The solution to a shrinking labour force exists within the local population. A comprehensive policy to unleash the potential manpower is urgently needed.
(Photo credit: Chris Lusher)
It’s been nearly 15 years since Hong Kong pledged to implement the Madrid International Plan of Action on Ageing recommendations for social and economic development policies. A lot has been done since, but now that the narrow window of opportunity is coming to a close, it is clear that the response is lagging behind.
Per government population projections, one in three people are expected to be 65 or above by 2041 and will continue to age at a faster rate each year. Compounded with a declining birth rate, the population below the age of 65 is expected to contract. These forecasted demographic changes will have dire effects on traditional social and economic structures as the dependency ratio is expected to worsen from 4.7 working age persons in 2014 to 1.8 in 2041. Without an immediate reform of the current system, the next generation of taxpayers will be forced to carry the heavy economic burden of inaction.
A shrinking workforce and declining economic growth
With an ageing population and declining fertility rate, labour force participation (LFP) is expected to decrease from 58.8% in 2012 down to 49.5% in 2041 with the decline projected to begin in 2018. In the last 20 years, the economy has grown by an average of 4%, 1% of which was due to growth in the labour force. A contraction in LFP will make this growth trend unsustainable. Revenue growth from income tax is also expected to take a hit as more of the population leaves the workforce.
There are currently 1.6 million economically inactive people of working age (15-64) in Hong Kong and their potential is hampered by the many barriers inflicted by a dysfunctional system. Within this demographic, there are youth, mothers, and minorities that would be more than able to join the workforce if presented with the right working conditions and policy environment. An extended demographic belongs to the retirees that are over 65, still capable of contributing to Hong Kong’s workforce, yet being consistently hampered by societal constraints.

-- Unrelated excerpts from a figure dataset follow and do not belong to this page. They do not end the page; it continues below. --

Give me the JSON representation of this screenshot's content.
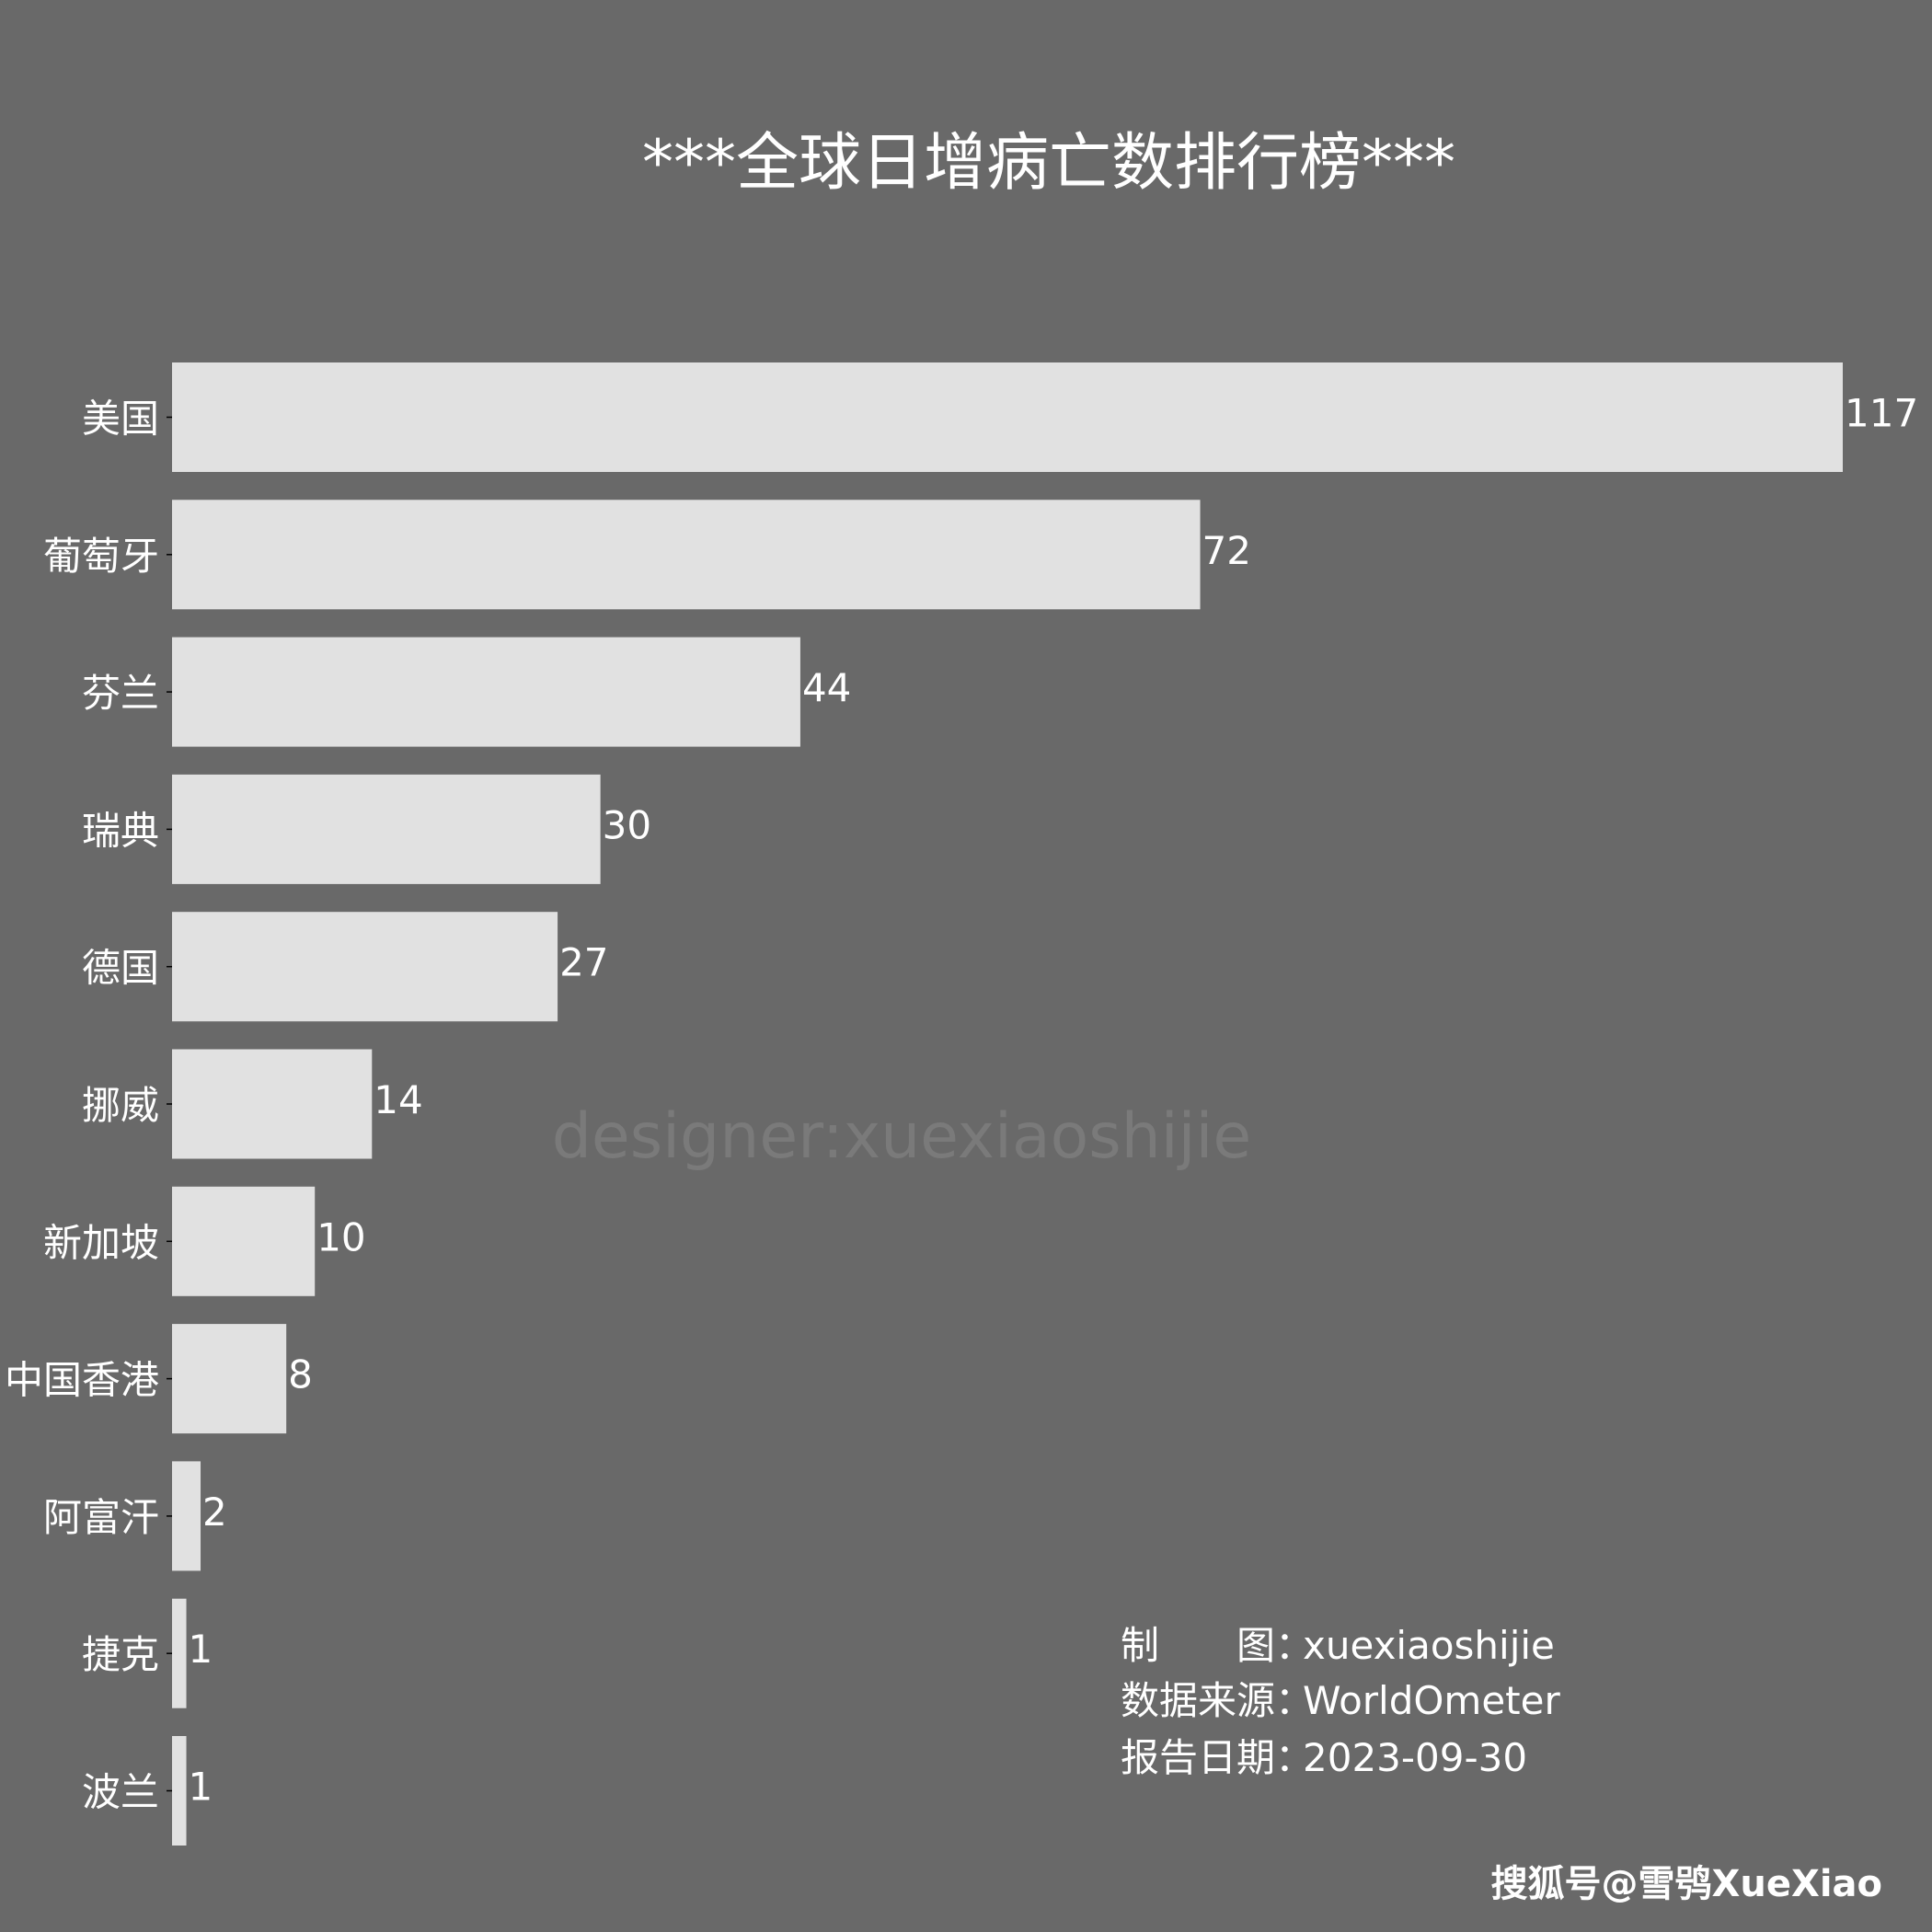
{
  "chart_data": {
    "type": "bar",
    "orientation": "horizontal",
    "title": "***全球日增病亡数排行榜***",
    "xlabel": "",
    "ylabel": "",
    "categories": [
      "美国",
      "葡萄牙",
      "芬兰",
      "瑞典",
      "德国",
      "挪威",
      "新加坡",
      "中国香港",
      "阿富汗",
      "捷克",
      "波兰"
    ],
    "values": [
      117,
      72,
      44,
      30,
      27,
      14,
      10,
      8,
      2,
      1,
      1
    ],
    "xlim": [
      0,
      117
    ],
    "grid": false,
    "legend": "none"
  },
  "colors": {
    "background": "#696969",
    "bar": "#e1e1e1",
    "text": "#ffffff",
    "watermark": "#7a7a7a"
  },
  "watermark": "designer:xuexiaoshijie",
  "credits": [
    {
      "key": "制　　图：",
      "value": "xuexiaoshijie"
    },
    {
      "key": "数据来源：",
      "value": "WorldOmeter"
    },
    {
      "key": "报告日期：",
      "value": "2023-09-30"
    }
  ],
  "source_tag": "搜狐号@雪鸮XueXiao"
}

Although the unemployment rate was recorded at a low 3.5% in 2012, youth aged 15 to 24 face the highest level of unemployment, at 9.7%, than any other working-age. Ironically enough, several industries (such as construction, healthcare, elderly care services, entertainment, etc.) have experienced severe shortages in manpower. In part, this reflects a skills-mismatching problem created and reinforced by a cultural belief that tertiary education is supreme and the government’s inability to effectively manage anticipated labour market needs. Unfortunately, it will only get worse as retirement age increases and part-time retirees return to the workforce. This leads to untapped labour potential, impediments to upward mobility, and feelings of alienation from the economy’s most important cohort.
Women of child-bearing age is another group that is being neglected with 83.8% of the economically inactive female population aged 30 to 59 being homemakers. Fertility rates and LFP of this specific group are on the decline mainly due to the city’s incompatibility with raising a family. For many women in Hong Kong, raising a family and working full-time are mutually exclusive concepts. Fostering family-friendly workplaces, shortening hours of work, providing better access to childcare, extending maternity/paternity leaves, offering part-time work with benefits and providing incentive for companies to reduce gender-based discrimination, are just a few initiatives that would significantly reduce the stress on families and enable more members of society to join the workforce. Unfortunately, the government is not seeing this cohort as a priority. In the government’s Steering Committee on Population Policy (SCPP) 2014 Public Engagement Exercise on population policy, the document mentioned “the SCPP considers that a more supportive environment for forming and raising families should be explored.” And that it should be balanced against “more pressing spending priorities due to ageing population, and the need to maintain a low tax regime.” The government doesn’t seem to understand the intrinsic link between the high percentage of economically inactive women and the current system’s discordant environment for “forming and raising families.”
More should be done to maximise quality labour participation from immigrants and minorities, and one-way permit arrivals as well. The lack of appropriate language-training for second-language learners and the unnecessarily strenuous language requirements in the hiring process negatively impact the prospects for new arrivals and minorities to be integrated and contribute to the society, and to benefit from upward mobility.
With life expectancy on the rise, people are staying healthier longer. Unfortunately, retirement systems have yet to fully adapt to the demographic change. Hong Kong is losing capable workers because of inflexibility. Although retirement ages have been relaxed in the public sector, the private sector is still free to set their own limits, in some cases as low as 55. With the government’s inability to direct an awareness campaign years ago, today’s 65 and above, younger generations, and the private sector are not socially or financially prepared to deal with the new demographic reality.
The window of opportunity, is now nothing more than a crack. In light of the labour crisis Hong Kong is facing, policy planners and government need to pay more attention to specific groups within the population. The time has passed for incremental changes and lengthy discussions. If Hong Kong wants to remain a competitive global economy, it must act now.